Speaking to Accountants Daily, Pitcher Partners customs, fuel tax and international trade director Darryl Daisley said claimants would have to be aware of this change, which may lead to administrative issues.
“Most of the fuel tax credit claimants over the last couple of years have been used to the change occurring on either 1 August or 1 February and now this year, they would have expected 1 February but it's now 5 February,” said Mr Daisley.
“It's just an administrative thing this year by the looks of it, the ABS data which feeds into the CPI rate, they didn't get warning of greater than five days which then meant that it must happen on the fifth day after the publication date.
“It just shows you that claimants have to watch very closely for the rates and the dates of the change because it is the first time it's been not 1 February for many years, and because the way the Fuel Tax Act works, it all ties into date of acquisition of the fuel, as to what rate is then applied to against that fuel.”

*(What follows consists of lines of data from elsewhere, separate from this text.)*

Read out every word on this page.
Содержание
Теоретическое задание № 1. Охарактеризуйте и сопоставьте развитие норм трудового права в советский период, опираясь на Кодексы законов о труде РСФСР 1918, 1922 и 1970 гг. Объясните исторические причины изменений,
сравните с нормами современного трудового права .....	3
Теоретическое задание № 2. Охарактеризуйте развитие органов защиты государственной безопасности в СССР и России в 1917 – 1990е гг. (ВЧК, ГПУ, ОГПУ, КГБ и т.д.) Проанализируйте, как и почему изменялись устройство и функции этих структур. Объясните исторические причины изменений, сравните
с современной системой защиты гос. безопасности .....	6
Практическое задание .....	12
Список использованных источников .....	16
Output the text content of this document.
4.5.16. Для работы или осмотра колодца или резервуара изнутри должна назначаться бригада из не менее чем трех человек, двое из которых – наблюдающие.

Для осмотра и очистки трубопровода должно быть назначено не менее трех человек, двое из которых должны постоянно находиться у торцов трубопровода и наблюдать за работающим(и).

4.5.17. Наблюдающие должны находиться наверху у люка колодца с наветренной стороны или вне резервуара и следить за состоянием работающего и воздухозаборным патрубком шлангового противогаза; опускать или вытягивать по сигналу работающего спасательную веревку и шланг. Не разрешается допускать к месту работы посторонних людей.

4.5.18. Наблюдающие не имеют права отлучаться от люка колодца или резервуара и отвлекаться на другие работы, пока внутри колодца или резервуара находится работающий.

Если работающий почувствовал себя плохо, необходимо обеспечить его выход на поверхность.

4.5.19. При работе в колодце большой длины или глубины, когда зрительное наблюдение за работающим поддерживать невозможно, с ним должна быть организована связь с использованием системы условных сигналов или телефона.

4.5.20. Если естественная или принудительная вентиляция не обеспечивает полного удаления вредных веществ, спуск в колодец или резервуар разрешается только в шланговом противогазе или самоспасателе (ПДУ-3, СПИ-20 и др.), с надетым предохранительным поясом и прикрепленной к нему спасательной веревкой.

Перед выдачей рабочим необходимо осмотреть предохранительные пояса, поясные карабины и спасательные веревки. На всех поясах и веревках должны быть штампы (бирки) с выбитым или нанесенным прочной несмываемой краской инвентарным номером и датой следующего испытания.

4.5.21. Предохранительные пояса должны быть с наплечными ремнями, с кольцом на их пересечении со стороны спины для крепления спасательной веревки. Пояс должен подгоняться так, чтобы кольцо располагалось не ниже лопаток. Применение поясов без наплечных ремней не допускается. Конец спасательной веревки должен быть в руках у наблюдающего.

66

Mr Daisley said that while the date change itself was not an added layer of complexity, the fuel scheme was already complex enough.
“Where we're seeing clients coming unstuck is not getting the right rate for that particular fuel, not identifying and correctly allocating the right portion to either an off-road or on-road environment and then you have to look at when you bought that fuel,” Mr Daisley said.
“The way the scheme is structured is that the small- to medium-sized to large guys, the tax office's expectation is that they would like everyone to claim monthly because it goes onto the BAS, and there is a healthy portion of clients who don't get in their claims monthly and may take a number of months before they work their claim in.
“So it's just an added complexity of getting the right dates, the rates, the type of fuel, you may need to apportion, and some of the fuel may be ineligible for a fuel tax credit depending on your mix of your fleet and the type of vehicles that you use.”